A Comparison to Modern Bridges
With advanced architectural structures and construction composites, we can see major differences between the ancient Roman-built bridges and modern bridges. So why do modern bridges not last as long as millennia-old masonry bridges? Part of the explanation is that Roman bridges did not experience the heavy loads which modern bridges do. Most Roman bridges only experienced foot traffic and horse-drawn carts, while modern bridges must hold up under the weight of modern automobiles. Moreover, the materials used in modern bridge construction differ greatly. In the past century, many modern bridges were built using steel-reinforced concrete, costing less than traditional materials. Concrete is poured around an internal structure of steel rebar to form the arches and slabs.

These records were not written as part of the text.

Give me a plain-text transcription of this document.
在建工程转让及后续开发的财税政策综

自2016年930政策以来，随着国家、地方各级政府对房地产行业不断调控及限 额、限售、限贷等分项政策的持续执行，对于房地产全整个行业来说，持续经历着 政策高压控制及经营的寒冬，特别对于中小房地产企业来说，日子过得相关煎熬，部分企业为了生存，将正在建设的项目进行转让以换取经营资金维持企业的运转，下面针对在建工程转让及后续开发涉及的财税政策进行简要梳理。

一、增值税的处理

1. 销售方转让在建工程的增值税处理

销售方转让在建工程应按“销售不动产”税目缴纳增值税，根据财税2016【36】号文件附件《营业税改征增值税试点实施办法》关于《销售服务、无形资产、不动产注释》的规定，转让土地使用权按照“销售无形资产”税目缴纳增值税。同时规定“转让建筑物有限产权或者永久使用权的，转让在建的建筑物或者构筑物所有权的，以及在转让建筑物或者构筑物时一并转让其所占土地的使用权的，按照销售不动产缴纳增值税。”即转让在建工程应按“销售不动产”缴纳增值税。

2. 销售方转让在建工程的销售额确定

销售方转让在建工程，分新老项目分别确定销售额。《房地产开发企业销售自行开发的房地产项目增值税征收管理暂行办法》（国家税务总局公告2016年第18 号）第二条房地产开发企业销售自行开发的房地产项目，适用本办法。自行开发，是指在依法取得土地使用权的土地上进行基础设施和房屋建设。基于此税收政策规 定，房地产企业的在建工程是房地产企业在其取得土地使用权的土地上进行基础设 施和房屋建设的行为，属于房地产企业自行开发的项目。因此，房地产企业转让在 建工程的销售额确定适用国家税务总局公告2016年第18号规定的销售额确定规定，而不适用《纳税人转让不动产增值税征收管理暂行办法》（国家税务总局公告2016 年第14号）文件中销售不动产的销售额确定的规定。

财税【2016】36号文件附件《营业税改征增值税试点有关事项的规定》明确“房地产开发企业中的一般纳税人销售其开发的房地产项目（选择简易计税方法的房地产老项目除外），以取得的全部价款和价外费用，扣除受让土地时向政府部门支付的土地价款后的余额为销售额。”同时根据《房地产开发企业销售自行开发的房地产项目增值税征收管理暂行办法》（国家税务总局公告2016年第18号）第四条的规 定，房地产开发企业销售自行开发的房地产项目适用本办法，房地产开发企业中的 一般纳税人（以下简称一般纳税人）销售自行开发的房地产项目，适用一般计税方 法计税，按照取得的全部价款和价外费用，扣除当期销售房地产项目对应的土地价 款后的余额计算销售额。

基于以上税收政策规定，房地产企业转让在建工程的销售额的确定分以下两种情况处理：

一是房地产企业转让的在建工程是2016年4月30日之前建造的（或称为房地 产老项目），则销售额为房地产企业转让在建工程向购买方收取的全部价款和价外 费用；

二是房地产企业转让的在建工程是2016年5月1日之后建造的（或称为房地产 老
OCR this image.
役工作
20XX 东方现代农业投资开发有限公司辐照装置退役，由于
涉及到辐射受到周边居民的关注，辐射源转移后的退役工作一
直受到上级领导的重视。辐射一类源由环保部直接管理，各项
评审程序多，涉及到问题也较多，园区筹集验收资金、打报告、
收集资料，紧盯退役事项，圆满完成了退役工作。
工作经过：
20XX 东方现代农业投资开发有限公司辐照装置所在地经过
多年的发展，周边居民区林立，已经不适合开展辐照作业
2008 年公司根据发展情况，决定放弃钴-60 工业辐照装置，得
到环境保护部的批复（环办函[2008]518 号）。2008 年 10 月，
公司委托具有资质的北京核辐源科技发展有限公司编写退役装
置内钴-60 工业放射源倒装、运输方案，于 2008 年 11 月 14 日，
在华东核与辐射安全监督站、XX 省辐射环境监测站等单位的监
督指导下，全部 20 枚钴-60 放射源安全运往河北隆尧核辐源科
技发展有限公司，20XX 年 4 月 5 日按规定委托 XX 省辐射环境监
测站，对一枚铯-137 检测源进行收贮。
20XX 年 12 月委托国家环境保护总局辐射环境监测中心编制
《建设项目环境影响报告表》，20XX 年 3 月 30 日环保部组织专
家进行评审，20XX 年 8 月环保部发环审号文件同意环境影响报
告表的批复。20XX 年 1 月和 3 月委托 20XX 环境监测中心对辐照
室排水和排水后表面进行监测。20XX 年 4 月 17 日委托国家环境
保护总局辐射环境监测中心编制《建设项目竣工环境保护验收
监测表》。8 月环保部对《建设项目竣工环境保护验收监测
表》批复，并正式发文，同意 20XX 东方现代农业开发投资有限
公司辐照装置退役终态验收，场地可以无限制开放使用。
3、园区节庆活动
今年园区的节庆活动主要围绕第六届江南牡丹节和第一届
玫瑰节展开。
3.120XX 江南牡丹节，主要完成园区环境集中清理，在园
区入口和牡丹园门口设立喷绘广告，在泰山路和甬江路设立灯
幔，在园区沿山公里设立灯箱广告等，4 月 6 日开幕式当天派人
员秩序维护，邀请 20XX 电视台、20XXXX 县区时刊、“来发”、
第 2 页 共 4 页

However, because steel-reinforcement in concrete can corrode when moisture, salt, or cracks reach the rebar, these bridges often begin deteriorating within forty or fifty years. As a result, less-steel-reliant bridge designs are being pursued, and many engineers are looking to Ancient Rome for answers.
A Lasting Legacy
Roman-built bridges became a vital extension of Rome's empire, relying on the use of ingenious structures and carefully selected materials. The circular arch and innovation of supporting structures helped their bridges bear loads. The use of quicklime in their pozzolana meant that their bridges were easier to build and could self-heal when worn down. While modern bridges often struggle to last half a century due to inexpensive construction materials, Roman engineers built bridges that truly stood the test of time.